Holidays are more than just a workplace perk – they’re essential to our health and wellbeing. Claire Burrows is a passionate advocate of taking time out. Here she tells us why.
I’ve read some frightening statistics about employees who don’t take their annual leave. Being a person who has far too much wanderlust than is fiscally achievable, I can’t ever imagine not taking holidays.
But this isn’t just because I love to travel. Holidays are incredibly important to both employees and employers, and I’d like to share some recent experiences to explain why.
In November I was lucky enough to visit South Africa with my wife and parents. We had an absolute blast visiting different places and immersing ourselves in the local culture. We all switched off access to our respective offices for two whole weeks. For much of the trip, we had absolutely no phone signal at all.
Talking vs technology
This was an unfamiliar concept, but one that I grew to find incredibly liberating. Our loved ones at home knew our itinerary so were able to contact us if a real emergency occurred (luckily, it didn’t), but no-one else could.
The result? Genuine quality time with those around me, blissfully unaware of what was going on in the rest of the world. No BBC news, no Facebook, no Twitter and most importantly no emails – as distraction-free as possible.
I had an abundance of meaningful conversations with the most precious people in my life – something that often falls by the wayside in the fast-paced lives we all lead. Bear with me, I know this sounds too mushy for a work post…
Time out from stress
Before my holiday, I’d been feeling particularly stressed, working on numerous challenging projects whilst juggling personal matters. A familiar feeling to many, I’m sure. I left the office feeling anxious about the time away from my clients and fearful about my workload when I returned.
However, having now had this experience, I cannot recommend it enough. I appreciate taking this amount of annual leave in one go isn’t always feasible – but if you can, please, please consider it. I left the office a stressed and exhausted human – one who was likely working at 80% of their potential. I returned refreshed, recharged, full of memories and experiences that fuelled my enthusiasm for work, and 100% ready to give my job everything I had.
Local is as good as global
I appreciate that getting away to such exotic destinations isn’t always possible – but it isn’t even necessary. My wife and I recently drove 45 minutes down the M5 to Bridgwater, to watch the Simon and Garfunkel Story. We stayed in a £30 Premier Inn and ate at the local pub. I returned to work on the Monday feeling exactly how I felt after my two-week holiday. Refreshed. Because I’d been away, had new experiences and fed my soul with something other than work.

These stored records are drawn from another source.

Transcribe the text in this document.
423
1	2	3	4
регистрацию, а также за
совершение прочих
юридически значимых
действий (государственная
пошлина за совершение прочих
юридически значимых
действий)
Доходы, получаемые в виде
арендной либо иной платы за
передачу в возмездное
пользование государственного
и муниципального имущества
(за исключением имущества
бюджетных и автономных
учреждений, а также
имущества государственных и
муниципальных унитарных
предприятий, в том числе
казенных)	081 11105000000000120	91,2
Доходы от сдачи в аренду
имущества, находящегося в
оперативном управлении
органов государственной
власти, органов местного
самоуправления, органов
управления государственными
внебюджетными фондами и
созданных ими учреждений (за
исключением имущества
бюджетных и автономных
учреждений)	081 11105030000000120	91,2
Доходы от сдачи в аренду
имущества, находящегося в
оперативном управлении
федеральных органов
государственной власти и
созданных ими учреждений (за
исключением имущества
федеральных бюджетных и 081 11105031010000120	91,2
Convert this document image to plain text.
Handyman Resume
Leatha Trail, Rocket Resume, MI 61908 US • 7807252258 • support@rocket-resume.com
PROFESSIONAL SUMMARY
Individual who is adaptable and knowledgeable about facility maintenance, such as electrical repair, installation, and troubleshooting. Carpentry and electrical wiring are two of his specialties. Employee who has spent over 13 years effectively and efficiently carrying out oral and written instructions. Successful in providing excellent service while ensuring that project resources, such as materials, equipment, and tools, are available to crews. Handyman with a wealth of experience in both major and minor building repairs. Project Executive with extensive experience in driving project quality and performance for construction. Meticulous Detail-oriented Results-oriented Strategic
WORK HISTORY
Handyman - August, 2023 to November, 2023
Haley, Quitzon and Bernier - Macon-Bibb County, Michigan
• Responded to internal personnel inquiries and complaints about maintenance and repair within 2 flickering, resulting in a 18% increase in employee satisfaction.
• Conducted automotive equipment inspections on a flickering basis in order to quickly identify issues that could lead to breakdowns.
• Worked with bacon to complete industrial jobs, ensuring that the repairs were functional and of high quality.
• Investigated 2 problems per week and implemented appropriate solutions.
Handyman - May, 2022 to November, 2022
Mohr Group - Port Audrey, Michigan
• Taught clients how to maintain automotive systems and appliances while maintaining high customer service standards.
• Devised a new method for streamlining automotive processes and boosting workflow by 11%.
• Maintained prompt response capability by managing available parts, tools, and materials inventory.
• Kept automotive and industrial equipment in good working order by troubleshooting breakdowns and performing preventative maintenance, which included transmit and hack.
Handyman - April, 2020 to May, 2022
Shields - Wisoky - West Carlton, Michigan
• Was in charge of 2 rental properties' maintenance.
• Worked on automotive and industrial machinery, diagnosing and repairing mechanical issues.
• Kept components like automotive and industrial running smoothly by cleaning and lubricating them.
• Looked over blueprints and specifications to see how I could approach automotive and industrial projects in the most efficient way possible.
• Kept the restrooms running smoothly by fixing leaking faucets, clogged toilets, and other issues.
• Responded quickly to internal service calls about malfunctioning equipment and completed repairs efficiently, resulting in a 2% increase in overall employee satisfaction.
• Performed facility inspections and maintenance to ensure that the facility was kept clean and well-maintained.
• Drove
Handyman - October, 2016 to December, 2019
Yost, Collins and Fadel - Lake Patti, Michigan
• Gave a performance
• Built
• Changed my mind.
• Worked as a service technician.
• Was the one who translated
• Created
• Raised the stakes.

I adore my job and the company I work for. But the salient message I’d like to communicate from this is, shockingly…take your holiday – whether it be two weeks in an unfamiliar place, two weeks camping locally, or simply a couple of days in a Premier Inn.
Switch off access to the world and take advantage of the time with those most precious to you – without the distractions of the outside world. When you eventually return to work, you’ll be a better person, and a more productive and engaged employee.